Evolutionary Systems Research Group, Institute of Evolution, Centre for Ecological Research, Klebelsberg Kunó str. 3., Tihany, 8237, Hungary.
MTA-ELTE Theoretical Biology and Evolutionary Ecology Research Group, Department of Plant Taxonomy and Ecology, Eötvös Loránd University, Pázmány Péter sétány 1/c, Budapest, 1117, Hungary.
Cell Mol Life Sci. 2020 Sep;77(18):3503-3523. doi: 10.1007/s00018-020-03462-6. Epub 2020 Feb 1.
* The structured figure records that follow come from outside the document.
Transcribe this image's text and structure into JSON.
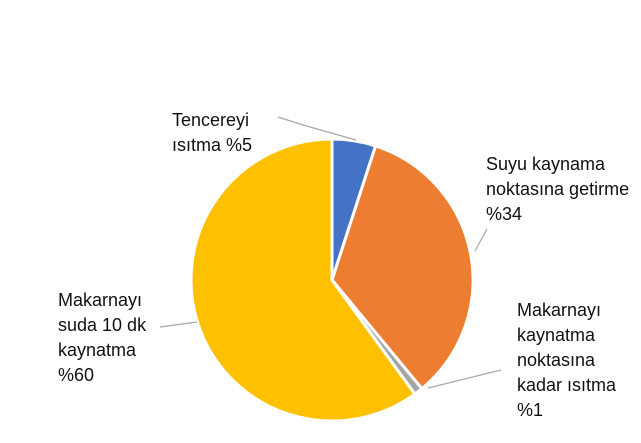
{
  "chart_data": {
    "type": "pie",
    "title": "",
    "legend": "none",
    "slices": [
      {
        "label": "Tencereyi\nısıtma %5",
        "value": 5,
        "color": "#4472C4"
      },
      {
        "label": "Suyu kaynama\nnoktasına getirme\n%34",
        "value": 34,
        "color": "#ED7D31"
      },
      {
        "label": "Makarnayı\nkaynatma\nnoktasına\nkadar ısıtma\n%1",
        "value": 1,
        "color": "#A5A5A5"
      },
      {
        "label": "Makarnayı\nsuda 10 dk\nkaynatma\n%60",
        "value": 60,
        "color": "#FFC000"
      }
    ]
  }
}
Endosymbiosis and organellogenesis are virtually unknown among prokaryotes. The single presumed example is the endosymbiogenetic origin of mitochondria, which is hidden behind the event horizon of the last eukaryotic common ancestor. While eukaryotes are monophyletic, it is unlikely that during billions of years, there were no other prokaryote-prokaryote endosymbioses as symbiosis is extremely common among prokaryotes, e.g., in biofilms. Therefore, it is even more precarious to draw conclusions about potentially existing (or once existing) prokaryotic endosymbioses based on a single example. It is yet unknown if the bacterial endosymbiont was captured by a prokaryote or by a (proto-)eukaryote, and if the process of internalization was parasitic infection, slow engulfment, or phagocytosis. In this review, we accordingly explore multiple mechanisms and processes that could drive the evolution of unicellular microbial symbioses with a special attention to prokaryote-prokaryote interactions and to the mitochondrion, possibly the single prokaryotic endosymbiosis that turned out to be a major evolutionary transition. We investigate the ecology and evolutionary stability of inter-species microbial interactions based on dependence, physical proximity, cost-benefit budget, and the types of benefits, investments, and controls. We identify challenges that had to be conquered for the mitochondrial host to establish a stable eukaryotic lineage. Any assumption about the initial interaction of the mitochondrial ancestor and its contemporary host based solely on their modern relationship is rather perilous. As a result, we warn against assuming an initial mutually beneficial interaction based on modern mitochondria-host cooperation. This assumption is twice fallacious: (i) endosymbioses are known to evolve from exploitative interactions and (ii) cooperativity does not necessarily lead to stable mutualism. We point out that the lack of evidence so far on the evolution of endosymbiosis from mutual syntrophy supports the idea that mitochondria emerged from an exploitative (parasitic or phagotrophic) interaction rather than from syntrophy.
内共生和细胞器发生在原核生物中几乎是未知的。唯一被假定的例子是线粒体的内共生起源,它隐藏在最后一个真核生物共同祖先的事件视界之后。虽然真核生物是单系的,但在数十亿年的时间里,不可能没有其他原核生物-原核生物的内共生,因为共生在原核生物中非常普遍,例如在生物膜中。因此,基于单一例子来推断潜在存在(或曾经存在)的原核内共生关系更加危险。目前还不清楚细菌内共生体是被原核生物还是(原)真核生物捕获的,如果内化过程是寄生感染、缓慢吞噬还是吞噬作用。在这篇综述中,我们相应地探索了多种可能导致单细胞微生物共生进化的机制和过程,特别关注原核生物-原核生物的相互作用和线粒体,线粒体可能是唯一被证明是重大进化转折点的原核内共生体。我们根据依赖性、物理接近度、成本效益预算以及收益、投资和控制的类型,研究了种间微生物相互作用的生态学和进化稳定性。我们确定了线粒体宿主为建立稳定的真核谱系而必须克服的挑战。任何仅基于现代关系对线粒体祖先及其当代宿主最初相互作用的假设都是相当危险的。因此,我们警告不要仅基于现代线粒体-宿主合作就假设最初的互利相互作用。这种假设是双重错误的:(i)内共生是从剥削性相互作用中进化而来的,(ii)合作不一定会导致稳定的共生关系。我们指出,目前关于内共生从互利共栖进化而来的证据不足,这支持了线粒体从剥削性(寄生或吞噬)相互作用而不是从共栖中出现的观点。